PROJECT SUMMARY / ABSTRACT
The goal of the current proposal is to develop a brain penetrating erythropoietin (EPO) analogue with negligible
hematopoietic side effects, for AD. EPO is a unique therapeutic candidate for AD since it targets a spectrum of
process that are involved in the pathophysiology and disease progression of AD, and importantly, promotes
neurogenesis and improves cognition. This is clearly distinct from the numerous anti-Aß agents that are
currently under development for AD since anti-Aß agents do not reverse the existing neuronal damage or
cognitive decline. EPO on the other hand has both neuroprotective and neuroregenerative properties. This
provides the scientific rationale to develop EPO for AD. Two major obstacles to the development of EPO for
AD are: a) limited blood-brain barrier (BBB) penetration necessitating transcranial administration or use of high
doses, and b) high doses of EPO result in undesired hematopoietic effects. To achieve our goal, a fusion
protein of EPO with a monoclonal antibody (MAb) against the mouse transferrin receptor (TfR) has been
engineered and is designated as cTfRMAb-EPO. The cTfRMAb-EPO fusion protein offers dual advantages: a)

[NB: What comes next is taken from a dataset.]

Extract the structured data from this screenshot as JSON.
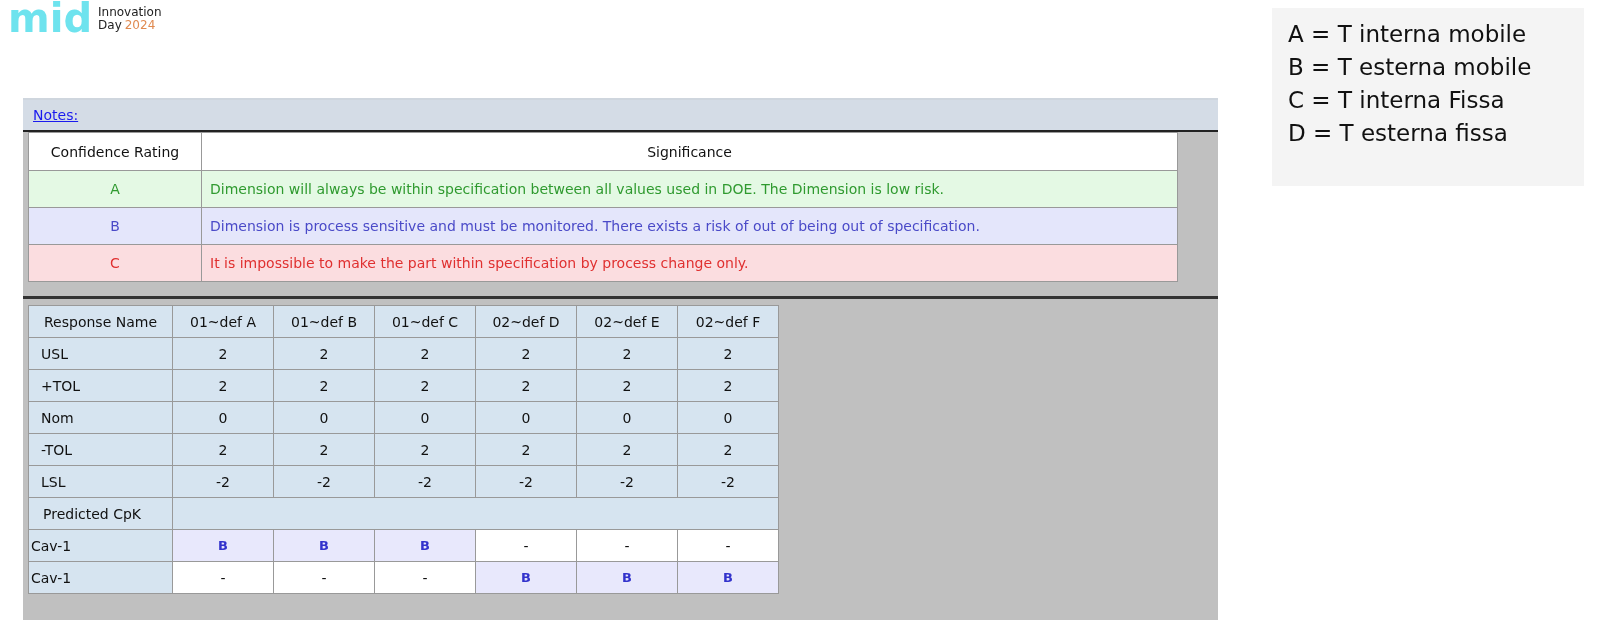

it rapidly enters the brain via the BBB TfR and b) it is rapidly cleared from the systemic circulation via the
peripheral TfR, resulting in negligible hematopoietic effects. Our central hypothesis is that chronic systemic
administration of the cTfRMAb-EPO fusion protein modifies multiple targets of AD pathophysiology and
disease progression (Aß-pathology (¿), neuroinflammation (¿), synaptic loss (¿), neurogenesis (¿), cognitive
function (¿), and is thus therapeutic in AD with negligible hematopoietic effects. In the proposed studies,
APPswe, PSEN1dE9 (APP/PS1) mice will be treated with either the cTfRMAb-EPO fusion protein, recombinant
human EPO (rhuEPO) or vehicle, and the following specific aims will be addressed: Aim 1: Determine the
cytoprotective effects of the cTfRMAb-EPO fusion protein in the APP/PS1 mice. Specifically, microglial
activation (CD11b), neuroinflammation (brain cytokine levels), neurodegeneration (FluoroJade C), synaptic
loss (synaptophysin) and neurogenesis (5-bromo-2'-deoxyuridine immunostaining) will be studied. Additionally,
we will also study the effect of the brain-penetrating EPO on hematocrit, serum chemistry and histological
effects on major organs following chronic dosing; Aim 2: Characterize the effects of the cTfRMAb-EPO fusion
protein on cognitive deficits in the APP/PS1 mice. In particular, recognition memory and exploration will be
assessed using the novel object recognition and open-field activity tests; Aim 3: Determine the effects of the
cTfRMAb-EPO fusion protein on Aß-pathology in the APP/PS1 mice. Specifically, the effect of the cTfRMAb-
EPO fusion protein on Aß plaque burden will be studied. The proposal will underscore the need for a
neuroprotective-neuroregenerative approach for AD and provide a drug-delivery strategy to deliver EPO to the
brain with negligible hematopoietic side effects.